Il se renou­vel­le­ra par tacite recon­duc­tion à par­tir du 31 décembre 1910 pour de nou­velles périodes de deux années.

Toutes pro­po­si­tions rela­tives à des modi­fi­ca­tions à intro­duire pour le renou­vel­le­ment ou pour la dénon­cia­tion des conven­tions ci-des­sus, devront être signi­fiées par simple lettre recom­man­dée trois mois avant le terme d’ex­pi­ra­tion du pré­sent contrat.

Ce contrat étant fait de bonne foi de la part des deux par­ties, il est stric­te­ment sti­pu­lé que les patrons et les ouvriers adhé­rents aux pré­sentes conven­tions ne pour­ront prendre aucun enga­ge­ment écrit ou ver­bal sus­cep­tible d’en modi­fier les clauses ou de les détruire.

Le pré­sent contrat sera dépo­sé au secré­ta­riat du Conseil les prud’­hommes du dépar­te­ment de la Seine.

La chambre syn­di­cale indé­pen­dante des entre­pre­neurs avait été pré­ve­nue par les ouvriers avant la signa­ture du contrat, qu’ils étaient dis­po­sés à prendre les mêmes enga­ge­ments avec elle. Les entre­pre­neurs de cette chambre syn­di­cale indé­pen­dante, vou­lant signi­fier hau­te­ment leur indé­pen­dance et bien mar­quer qu’ils ne vou­laient pas mar­cher à la remorque de l’As­so­cia­tion pro­fes­sion­nelle de la rue St-Mer­ri, sont tou­te­fois déci­dés à accep­ter les clauses du contrat, mais sans les signer ; ils acceptent en fait parce qu’ils sentent bien que la pous­sée ouvrière les y contraindra.

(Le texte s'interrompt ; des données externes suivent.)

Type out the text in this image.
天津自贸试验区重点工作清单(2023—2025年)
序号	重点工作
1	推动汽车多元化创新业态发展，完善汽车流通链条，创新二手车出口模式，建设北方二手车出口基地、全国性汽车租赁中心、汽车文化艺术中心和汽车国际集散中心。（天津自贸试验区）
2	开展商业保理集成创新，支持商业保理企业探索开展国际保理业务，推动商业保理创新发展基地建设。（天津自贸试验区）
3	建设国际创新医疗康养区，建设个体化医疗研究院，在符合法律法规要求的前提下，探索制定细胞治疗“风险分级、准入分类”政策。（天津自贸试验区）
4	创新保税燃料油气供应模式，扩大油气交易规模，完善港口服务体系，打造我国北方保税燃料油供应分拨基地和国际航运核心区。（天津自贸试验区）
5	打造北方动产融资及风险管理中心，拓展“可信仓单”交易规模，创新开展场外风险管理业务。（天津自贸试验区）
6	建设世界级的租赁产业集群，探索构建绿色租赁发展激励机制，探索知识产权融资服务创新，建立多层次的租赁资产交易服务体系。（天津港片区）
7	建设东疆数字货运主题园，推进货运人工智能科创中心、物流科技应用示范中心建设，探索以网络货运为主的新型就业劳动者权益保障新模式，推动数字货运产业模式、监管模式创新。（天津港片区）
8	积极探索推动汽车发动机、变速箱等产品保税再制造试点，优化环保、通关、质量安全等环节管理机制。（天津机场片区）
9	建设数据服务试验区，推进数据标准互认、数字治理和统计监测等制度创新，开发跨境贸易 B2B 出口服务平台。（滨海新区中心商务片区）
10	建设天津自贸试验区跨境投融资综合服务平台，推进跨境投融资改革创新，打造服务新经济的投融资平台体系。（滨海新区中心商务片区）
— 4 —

Les maçons, habi­tués main­te­nant à l’ac­tion directe, ne paraissent pas dis­po­sés à chan­ger de tac­tique. Ils ont d’ailleurs, momen­ta­né­ment, de quoi conten­ter leur tem­pé­ra­ment : le nombre des entre­pre­neurs récal­ci­trants est assez éle­vé pour don­ner un ali­ment à leur esprit de lutte. De plus, ils savent par­fai­te­ment que le tâche­ron­nat ne sera abat­tu com­plè­te­ment que lorsque eux-mêmes auront la conscience de l’a­battre, et toute faci­li­té leur est don­née puisque les entre­pre­neurs recon­naissent eux aus­si que le tâche­ron­nat est main­te­nant contraire à leurs intérêts.

Schmitz

  • 1
    A. Picart exa­mi­ne­ra, dans un pro­chain numé­ro, ce volume, résul­tat de l’en­quête pour­sui­vie en Alle­magne par les entre­pre­neurs. (Note de la Rédact.)